1.1 Systematische Stellung

 

Rz. 1

§ 173 AO enthält die praktisch wichtigste Möglichkeit, den Regelungsgehalt von formell bestandskräftig gewordenen Steuerbescheiden und gleichgestellten Bescheiden zu ändern oder aufzuheben. Der Eintritt der formellen Bestandskraft[1] eines Verwaltungsakts bedeutet, dass der Verwaltungsakt existent geworden und in gewissem Umfang gegen Aufhebung und Änderung geschützt ist.

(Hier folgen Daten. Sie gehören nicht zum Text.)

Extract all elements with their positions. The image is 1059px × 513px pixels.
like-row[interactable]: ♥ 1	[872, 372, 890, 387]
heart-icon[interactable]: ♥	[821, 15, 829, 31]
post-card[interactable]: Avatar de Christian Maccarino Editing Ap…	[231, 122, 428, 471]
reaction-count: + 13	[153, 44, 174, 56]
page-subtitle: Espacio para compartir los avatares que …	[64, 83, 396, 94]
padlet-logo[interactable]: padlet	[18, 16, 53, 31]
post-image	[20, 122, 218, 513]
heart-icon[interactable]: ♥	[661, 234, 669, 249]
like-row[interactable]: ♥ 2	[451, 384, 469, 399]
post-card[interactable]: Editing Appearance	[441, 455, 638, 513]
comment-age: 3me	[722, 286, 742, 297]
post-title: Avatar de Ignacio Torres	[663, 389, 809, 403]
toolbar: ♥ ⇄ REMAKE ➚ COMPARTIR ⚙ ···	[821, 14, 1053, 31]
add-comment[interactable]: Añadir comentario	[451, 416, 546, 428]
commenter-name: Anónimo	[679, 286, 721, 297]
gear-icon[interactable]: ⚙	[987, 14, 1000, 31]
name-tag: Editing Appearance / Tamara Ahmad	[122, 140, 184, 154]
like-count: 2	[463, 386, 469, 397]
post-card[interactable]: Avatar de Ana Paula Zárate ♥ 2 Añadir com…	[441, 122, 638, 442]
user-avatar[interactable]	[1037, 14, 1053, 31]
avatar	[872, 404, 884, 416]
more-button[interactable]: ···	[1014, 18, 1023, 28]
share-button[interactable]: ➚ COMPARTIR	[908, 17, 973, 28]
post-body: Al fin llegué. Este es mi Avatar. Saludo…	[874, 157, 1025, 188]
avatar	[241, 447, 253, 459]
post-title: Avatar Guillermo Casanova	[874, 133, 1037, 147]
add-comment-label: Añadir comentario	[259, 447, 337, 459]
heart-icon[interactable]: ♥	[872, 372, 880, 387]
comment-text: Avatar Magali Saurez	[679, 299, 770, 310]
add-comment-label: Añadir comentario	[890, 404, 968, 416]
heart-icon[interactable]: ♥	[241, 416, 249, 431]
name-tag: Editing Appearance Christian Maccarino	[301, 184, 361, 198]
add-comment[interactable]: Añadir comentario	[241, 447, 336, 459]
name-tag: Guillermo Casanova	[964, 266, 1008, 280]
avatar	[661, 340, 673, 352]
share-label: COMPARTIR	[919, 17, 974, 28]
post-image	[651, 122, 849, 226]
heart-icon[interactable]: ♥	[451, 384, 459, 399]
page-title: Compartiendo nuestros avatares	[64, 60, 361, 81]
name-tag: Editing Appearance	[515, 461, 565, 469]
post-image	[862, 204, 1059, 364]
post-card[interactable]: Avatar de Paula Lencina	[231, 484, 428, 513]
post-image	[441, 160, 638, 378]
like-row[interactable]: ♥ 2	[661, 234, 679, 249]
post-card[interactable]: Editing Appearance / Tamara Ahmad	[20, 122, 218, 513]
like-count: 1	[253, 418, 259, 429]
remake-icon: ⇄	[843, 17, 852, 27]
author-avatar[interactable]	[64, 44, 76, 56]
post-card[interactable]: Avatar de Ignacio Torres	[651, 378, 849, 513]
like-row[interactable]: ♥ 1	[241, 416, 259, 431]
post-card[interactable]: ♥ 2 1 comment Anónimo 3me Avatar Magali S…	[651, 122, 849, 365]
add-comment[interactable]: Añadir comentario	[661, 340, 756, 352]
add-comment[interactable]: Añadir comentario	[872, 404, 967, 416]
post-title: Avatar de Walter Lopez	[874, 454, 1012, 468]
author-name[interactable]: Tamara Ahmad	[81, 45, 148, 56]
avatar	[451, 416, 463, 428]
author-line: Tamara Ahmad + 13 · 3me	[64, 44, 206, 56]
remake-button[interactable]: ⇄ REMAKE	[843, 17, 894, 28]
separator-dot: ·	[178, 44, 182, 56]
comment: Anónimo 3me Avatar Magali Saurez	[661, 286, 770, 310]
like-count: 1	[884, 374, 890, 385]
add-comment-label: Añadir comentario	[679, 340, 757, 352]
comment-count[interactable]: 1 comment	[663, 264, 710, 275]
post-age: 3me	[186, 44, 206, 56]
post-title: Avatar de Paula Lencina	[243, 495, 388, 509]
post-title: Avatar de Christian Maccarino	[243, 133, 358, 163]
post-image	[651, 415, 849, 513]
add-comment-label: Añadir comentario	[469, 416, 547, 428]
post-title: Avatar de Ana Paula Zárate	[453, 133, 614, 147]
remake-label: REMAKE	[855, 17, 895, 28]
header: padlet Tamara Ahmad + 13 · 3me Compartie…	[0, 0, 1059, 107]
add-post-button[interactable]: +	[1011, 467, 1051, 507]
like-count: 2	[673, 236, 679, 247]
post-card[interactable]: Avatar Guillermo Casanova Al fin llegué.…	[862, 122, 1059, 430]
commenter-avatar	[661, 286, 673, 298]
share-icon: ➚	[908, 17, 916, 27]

Innerhalb der Stufen der Bestandskraft[2] behandelt § 173 AO die Aufhebung oder Änderung von Steuerbescheiden, die uneingeschränkt bestandskräftig sind, d. h., von Seiten der Behörde ohne Vorbehalt der Nachprüfung erlassen (und damit nicht der freien Änderbarkeit durch die Behörde unterliegen) und von Seiten des Adressaten nicht angefochten sind. Die uneingeschränkte formelle Bestandskraft als Ausdruck eines bestimmten verfahrensrechtlichen Stadiums besagt so mit, dass diese Regelung zwar nicht unabänderlich, aber in erheblichem Umfang gegen Änderungen geschützt ist. Sie dient damit in besonderem Maße dem Rechtsfrieden und der Rechtssicherheit, da beide Seiten davon ausgehen können, dass der Fall geregelt ist und die Regelung Bestand haben wird.

 

Rz. 2

Die uneingeschränkte Bestandskraft kann jedoch durchbrochen werden. Ihrem Wesen und ihrer Bedeutung für Rechtssicherheit und Rechtsfrieden entsprechend ist diese Durchbrechung jedoch nur bei Verwirklichung besonderer gesetzlicher Tatbestandsmerkmale möglich.[3] Diese Änderungsmöglichkeiten sind in den §§ 172ff. AO, aber auch in anderen Gesetzen geregelt .[4] Für Besitz- und Verkehrsteuerbescheide, d. h. im Rahmen des sachlichen Geltungsbereichs des § 173 AO (vgl. Rz. 3), ist § 173 AO die wichtigste gesetzliche Möglichkeit, die uneingeschränkte Bestandskraft von Steuerbescheiden zu durchbrechen. Weitere in der AO geregelte wichtige Möglichkeiten der Durchbrechung der Bestandskraft sind etwa §§ 174, 175 AO sowie der praktisch weniger bedeutsame § 172 Abs. 1 Nr. 2b und c AO. § 172 Abs. 1 Nr. 2a AO gehört nur insoweit hierher, als der Steuerbescheid nach Eintritt der Bestandskraft zulasten des Stpfl. geändert werden kann. Zu den in Einzelsteuergesetzen vorgesehenen Möglichkeiten, die Bestandskraft zu durchbrechen, vgl. Frotscher, in Schwarz/Pahlke/Keß, AO/FGO, § 172 AO Rz. 49ff.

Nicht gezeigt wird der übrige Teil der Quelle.